Le PCC soupçonnait l’existence d’une vaste organisation d’espionnage au sein de l’armée, et se concentra sur le département d’approvisionnement de la région militaire du Hebei central. En conséquence, Xiong Dazhen devint un suspect de premier plan, au même titre que d’autres jeunes intellectuels.
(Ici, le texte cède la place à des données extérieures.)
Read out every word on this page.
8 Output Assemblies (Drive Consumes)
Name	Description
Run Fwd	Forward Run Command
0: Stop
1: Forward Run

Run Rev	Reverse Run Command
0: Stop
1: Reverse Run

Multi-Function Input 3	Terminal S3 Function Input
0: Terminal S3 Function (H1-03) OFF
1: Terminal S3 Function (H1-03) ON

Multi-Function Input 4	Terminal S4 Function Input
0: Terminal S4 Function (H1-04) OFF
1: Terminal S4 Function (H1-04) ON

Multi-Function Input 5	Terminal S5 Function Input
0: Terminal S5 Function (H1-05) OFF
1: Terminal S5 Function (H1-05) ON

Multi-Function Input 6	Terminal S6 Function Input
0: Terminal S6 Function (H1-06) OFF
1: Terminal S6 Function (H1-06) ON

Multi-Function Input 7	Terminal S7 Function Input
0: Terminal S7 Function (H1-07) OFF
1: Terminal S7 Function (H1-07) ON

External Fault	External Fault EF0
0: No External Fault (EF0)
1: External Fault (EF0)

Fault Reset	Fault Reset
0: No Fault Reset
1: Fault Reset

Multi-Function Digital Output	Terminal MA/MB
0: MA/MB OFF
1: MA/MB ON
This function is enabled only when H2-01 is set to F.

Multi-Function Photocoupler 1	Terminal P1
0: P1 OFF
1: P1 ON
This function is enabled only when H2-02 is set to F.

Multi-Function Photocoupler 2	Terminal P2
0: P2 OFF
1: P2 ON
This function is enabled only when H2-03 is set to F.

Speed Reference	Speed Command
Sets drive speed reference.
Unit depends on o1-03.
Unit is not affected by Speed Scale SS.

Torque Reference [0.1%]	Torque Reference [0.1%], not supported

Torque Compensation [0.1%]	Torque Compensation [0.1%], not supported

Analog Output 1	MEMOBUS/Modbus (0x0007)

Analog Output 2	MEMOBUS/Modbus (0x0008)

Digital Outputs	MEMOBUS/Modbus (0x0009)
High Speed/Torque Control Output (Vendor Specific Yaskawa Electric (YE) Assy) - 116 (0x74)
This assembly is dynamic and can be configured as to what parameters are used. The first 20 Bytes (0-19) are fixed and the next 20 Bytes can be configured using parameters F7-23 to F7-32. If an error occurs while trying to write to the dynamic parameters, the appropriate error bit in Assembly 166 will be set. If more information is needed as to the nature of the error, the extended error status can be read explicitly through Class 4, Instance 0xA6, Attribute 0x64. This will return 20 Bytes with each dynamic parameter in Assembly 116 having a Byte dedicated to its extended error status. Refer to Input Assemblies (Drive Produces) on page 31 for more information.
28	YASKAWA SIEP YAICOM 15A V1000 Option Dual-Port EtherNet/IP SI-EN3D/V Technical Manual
Au printemps 1939, Xiong Dazhen et plus de 100 autres furent arrêtés sous l’accusation d’être des espions du Kuomintang et furent soumis à des tortures brutales.

L’affaire attira l’attention générale et Ye Qisun, qui en eut vent, contacta simultanément le Kuomintang et le PCC pour tenter de sauver Xiong Dazhen, mais au beau milieu de sa tentative de sauvetage, Xiong Dazhen, qui n’avait que 26 ans, fut secrètement exécuté.

Plus tard, le commandant de la région militaire du Hebei central reconnut dans ses mémoires que Xiong Dazhen avait « apporté une contribution importante à la création de bases antijaponaises ». À ce propos, dans les films du PCC tels que Mine Warfare et Tunnel Warfare, il est dit que ce sont les paysans qui trouvèrent des méthodes pour faire exploser les Japonais tout seuls, mais ce n’est pas la véritable histoire. Derrière la véritable guerre des mines se tiennent les figures de Xiong Dazhen et de ses intellectuels patriotes.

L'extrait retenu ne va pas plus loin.